Help.  Serve. Impact.  These terms are commonly used in human and social service programs reaching people living in poverty.  We have a desire to see individuals and families move out of a state of vulnerability and into relative stability.  A common approach is to provide for the physical needs of families through food banks, clothing drives or monetary donations.  These are all helpful but do not address the core issue of lost dignity that often accompanies poverty and vulnerability. 

In the cities of San Carlos and Peridot of the Apache Mission, Kingdom Workers (KW) is using participatory learning and action (PLA) methods to guide Grace and Peridot Lutheran members to come together as a church family and identify small steps to improve their communities.  There is compassion and a desire to see their children and youth grow up knowing their Savior and being confident in their gifts as created children of God living in this world for His glory. 

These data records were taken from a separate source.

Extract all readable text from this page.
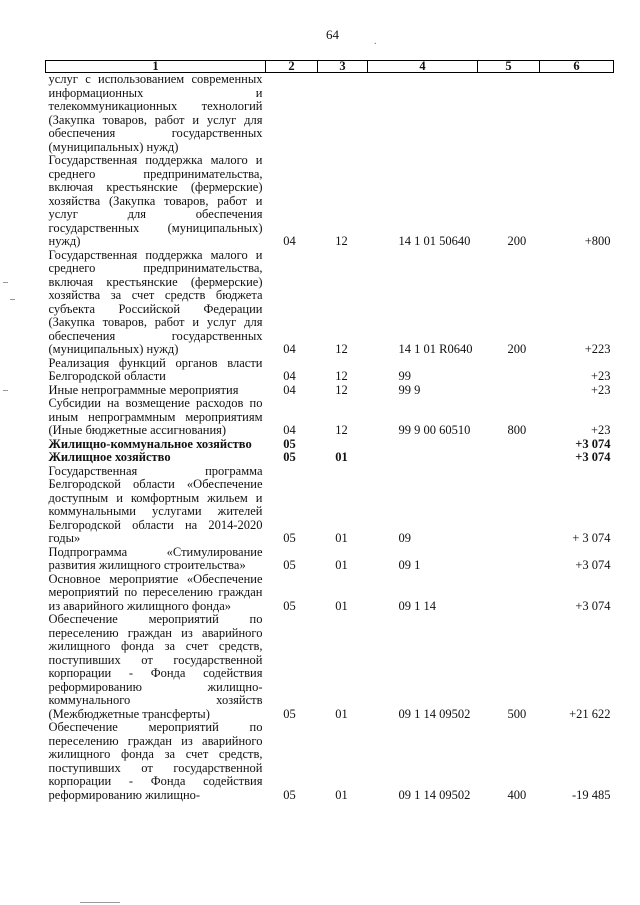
64	.
1	2	3	4	5	6
услуг с использованием современных информационных и телекоммуникационных технологий (Закупка товаров, работ и услуг для обеспечения государственных (муниципальных) нужд)					
Государственная поддержка малого и среднего предпринимательства, включая крестьянские (фермерские) хозяйства (Закупка товаров, работ и услуг для обеспечения государственных (муниципальных) нужд)	04	12	14 1 01 50640	200	+800
Государственная поддержка малого и среднего предпринимательства, включая крестьянские (фермерские) хозяйства за счет средств бюджета субъекта Российской Федерации (Закупка товаров, работ и услуг для обеспечения государственных (муниципальных) нужд)	04	12	14 1 01 R0640	200	+223
Реализация функций органов власти Белгородской области	04	12	99		+23
Иные непрограммные мероприятия	04	12	99 9		+23
Субсидии на возмещение расходов по иным непрограммным мероприятиям (Иные бюджетные ассигнования)	04	12	99 9 00 60510	800	+23
Жилищно-коммунальное хозяйство	05				+3 074
Жилищное хозяйство	05	01			+3 074
Государственная программа Белгородской области «Обеспечение доступным и комфортным жильем и коммунальными услугами жителей Белгородской области на 2014-2020 годы»	05	01	09		+ 3 074
Подпрограмма «Стимулирование развития жилищного строительства»	05	01	09 1		+3 074
Основное мероприятие «Обеспечение мероприятий по переселению граждан из аварийного жилищного фонда»	05	01	09 1 14		+3 074
Обеспечение мероприятий по переселению граждан из аварийного жилищного фонда за счет средств, поступивших от государственной корпорации - Фонда содействия реформированию жилищно-коммунального хозяйств (Межбюджетные трансферты)	05	01	09 1 14 09502	500	+21 622
Обеспечение мероприятий по переселению граждан из аварийного жилищного фонда за счет средств, поступивших от государственной корпорации - Фонда содействия реформированию жилищно-	05	01	09 1 14 09502	400	-19 485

The first PLA session was held in April where several members of both congregations were taken through the “Ten Seed Technique”, a PLA tool used to identify a community’s survival strategy.  The tool helps to prioritize challenges, uncertainties and overall livelihood to plan and develop actions addressing one or two major gaps in their survival strategy.  One major issue that rose to the top was the prevalence of major depression among the youth and young adults in their communities.  Minimal resources are available for these youth to obtain help in understanding and navigating through their depression. 

Many families living on the Apache reservation struggle financially and physically and the youth face extreme difficulties in seeing their value and unique identity.  PLA goes beyond offering short-term physical assistance and helps a church family come together to identify issues important to them.  In partnership with KW and other para-synodical organizations, these congregations will develop a response that they can implement as an outreach strategy as well as a human and social service program.  The impact of such work will not be in the amount of food being distributed but in local church members helping a few youth turn from their depression and see themselves as a new creation in Christ. 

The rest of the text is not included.